Exposure levels and target attainment of meropenem in adult patients
admitted to the intensive care unit: a prospective observational study
Abstract
Aim: Patients hospitalized in the intensive care units (ICU) with
serious infections require rapid and optimal broad-spectrum antibiotic
regimens to ensure favorable outcomes. The purpose of this study was to
evaluate the exposure and pharmacokinetic/pharmacodynamic target
attainment of meropenem in critically ill patients. Methods: We
conducted a prospective observational study in two Canadian intensive
care units (ICU) from January 2021 to December 2023. We included adult
patients admitted in the ICU who received meropenem.

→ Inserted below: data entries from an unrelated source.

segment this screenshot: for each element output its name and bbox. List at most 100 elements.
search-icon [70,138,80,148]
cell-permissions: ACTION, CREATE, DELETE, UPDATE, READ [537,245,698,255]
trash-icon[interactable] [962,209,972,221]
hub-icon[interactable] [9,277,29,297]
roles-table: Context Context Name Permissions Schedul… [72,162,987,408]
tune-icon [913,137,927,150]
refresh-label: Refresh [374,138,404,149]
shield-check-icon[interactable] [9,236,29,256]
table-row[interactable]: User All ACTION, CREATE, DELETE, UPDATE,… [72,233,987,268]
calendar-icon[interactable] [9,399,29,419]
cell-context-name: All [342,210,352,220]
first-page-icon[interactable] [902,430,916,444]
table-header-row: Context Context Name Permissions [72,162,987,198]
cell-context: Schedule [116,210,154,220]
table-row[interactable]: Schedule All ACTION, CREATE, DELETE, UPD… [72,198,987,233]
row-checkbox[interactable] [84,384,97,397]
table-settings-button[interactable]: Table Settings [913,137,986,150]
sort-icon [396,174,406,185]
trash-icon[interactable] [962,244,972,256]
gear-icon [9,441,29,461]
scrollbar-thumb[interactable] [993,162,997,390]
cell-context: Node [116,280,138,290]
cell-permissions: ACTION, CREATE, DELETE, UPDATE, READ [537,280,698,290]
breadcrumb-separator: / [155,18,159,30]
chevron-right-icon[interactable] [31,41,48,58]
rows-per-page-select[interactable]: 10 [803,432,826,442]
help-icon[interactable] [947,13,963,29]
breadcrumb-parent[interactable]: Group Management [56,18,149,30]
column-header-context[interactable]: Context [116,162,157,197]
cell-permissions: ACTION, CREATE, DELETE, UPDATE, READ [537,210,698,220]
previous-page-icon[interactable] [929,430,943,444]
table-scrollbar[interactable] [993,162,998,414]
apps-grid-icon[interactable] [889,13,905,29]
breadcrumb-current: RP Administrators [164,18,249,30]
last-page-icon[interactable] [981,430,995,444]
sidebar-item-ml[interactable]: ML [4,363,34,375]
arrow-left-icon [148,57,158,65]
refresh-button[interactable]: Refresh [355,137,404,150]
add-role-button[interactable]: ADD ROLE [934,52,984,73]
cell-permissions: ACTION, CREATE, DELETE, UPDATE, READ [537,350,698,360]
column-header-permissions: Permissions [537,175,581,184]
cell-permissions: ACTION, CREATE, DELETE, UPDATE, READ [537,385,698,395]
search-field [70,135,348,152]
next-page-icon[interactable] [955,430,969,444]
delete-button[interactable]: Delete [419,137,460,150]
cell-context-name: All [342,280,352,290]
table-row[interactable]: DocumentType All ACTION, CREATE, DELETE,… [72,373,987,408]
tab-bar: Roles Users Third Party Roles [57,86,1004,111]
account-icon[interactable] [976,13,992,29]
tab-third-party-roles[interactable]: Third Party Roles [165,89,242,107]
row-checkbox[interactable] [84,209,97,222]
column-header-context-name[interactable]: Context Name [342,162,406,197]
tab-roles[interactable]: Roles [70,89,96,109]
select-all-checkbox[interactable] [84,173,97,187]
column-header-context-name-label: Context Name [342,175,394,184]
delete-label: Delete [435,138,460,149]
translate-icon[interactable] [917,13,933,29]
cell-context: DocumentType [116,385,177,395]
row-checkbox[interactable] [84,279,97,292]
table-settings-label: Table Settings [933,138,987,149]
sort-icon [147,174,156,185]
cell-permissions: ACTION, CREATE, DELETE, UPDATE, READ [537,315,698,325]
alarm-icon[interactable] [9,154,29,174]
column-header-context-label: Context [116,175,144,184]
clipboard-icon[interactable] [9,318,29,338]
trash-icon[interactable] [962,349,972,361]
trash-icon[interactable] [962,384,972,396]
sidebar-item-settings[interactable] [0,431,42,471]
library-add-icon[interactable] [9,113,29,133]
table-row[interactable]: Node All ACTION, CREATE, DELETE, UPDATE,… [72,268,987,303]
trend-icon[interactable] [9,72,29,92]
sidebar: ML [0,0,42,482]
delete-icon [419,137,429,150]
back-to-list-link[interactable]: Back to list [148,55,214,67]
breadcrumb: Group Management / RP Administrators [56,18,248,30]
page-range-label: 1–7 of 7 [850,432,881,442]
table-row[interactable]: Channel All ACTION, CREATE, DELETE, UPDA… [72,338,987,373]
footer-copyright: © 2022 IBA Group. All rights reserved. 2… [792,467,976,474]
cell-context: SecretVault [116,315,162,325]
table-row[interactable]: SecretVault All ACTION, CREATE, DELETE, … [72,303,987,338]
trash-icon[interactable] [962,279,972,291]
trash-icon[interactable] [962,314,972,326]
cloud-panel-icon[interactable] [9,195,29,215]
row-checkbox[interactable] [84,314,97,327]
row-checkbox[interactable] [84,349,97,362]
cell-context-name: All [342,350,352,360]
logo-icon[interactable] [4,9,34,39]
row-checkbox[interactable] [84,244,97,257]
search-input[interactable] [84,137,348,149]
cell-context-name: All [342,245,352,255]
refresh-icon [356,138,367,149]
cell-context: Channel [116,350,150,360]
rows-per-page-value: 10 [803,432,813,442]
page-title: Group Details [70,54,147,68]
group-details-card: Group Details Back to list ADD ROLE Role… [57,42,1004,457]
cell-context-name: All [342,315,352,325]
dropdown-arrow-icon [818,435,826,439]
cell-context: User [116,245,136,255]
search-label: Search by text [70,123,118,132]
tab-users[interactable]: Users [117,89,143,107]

On study day 1, 4
and 7 of antimicrobial therapy, three blood samples were collected: 1 h
after meropenem dose administration, at the middle and at the end of the
dosing interval. Samples were analyzed by ultra-high performance liquid
chromatography with diode array detector. The pharmacokinetic profile of
meropenem was evaluated, as well as the attainment of plasma
concentrations above minimum inhibitory concentrations of 2, 4 and 8
mg/L at mid-point and at trough. Results: We enrolled twenty-eight
patients and analyzed 167 meropenem concentrations. We observed large
interindividual variability, with up to a 58-fold difference, but
intra-patient variability was low. At mid-point, 52% of concentrations
were below the target concentration of 8 mg/L, while this proportion
increased to 73% for trough concentrations. Patients who failed to
reach therapeutic concentrations all had normal to augmented renal
clearance. Conclusion: The majority of ICU patients who received
meropenem were underexposed for a target concentration of 8 mg/L, with
significant interindividual variability. A more personalized approach
such as TDM may help achieve optimal target concentration and
potentially improve clinical outcomes.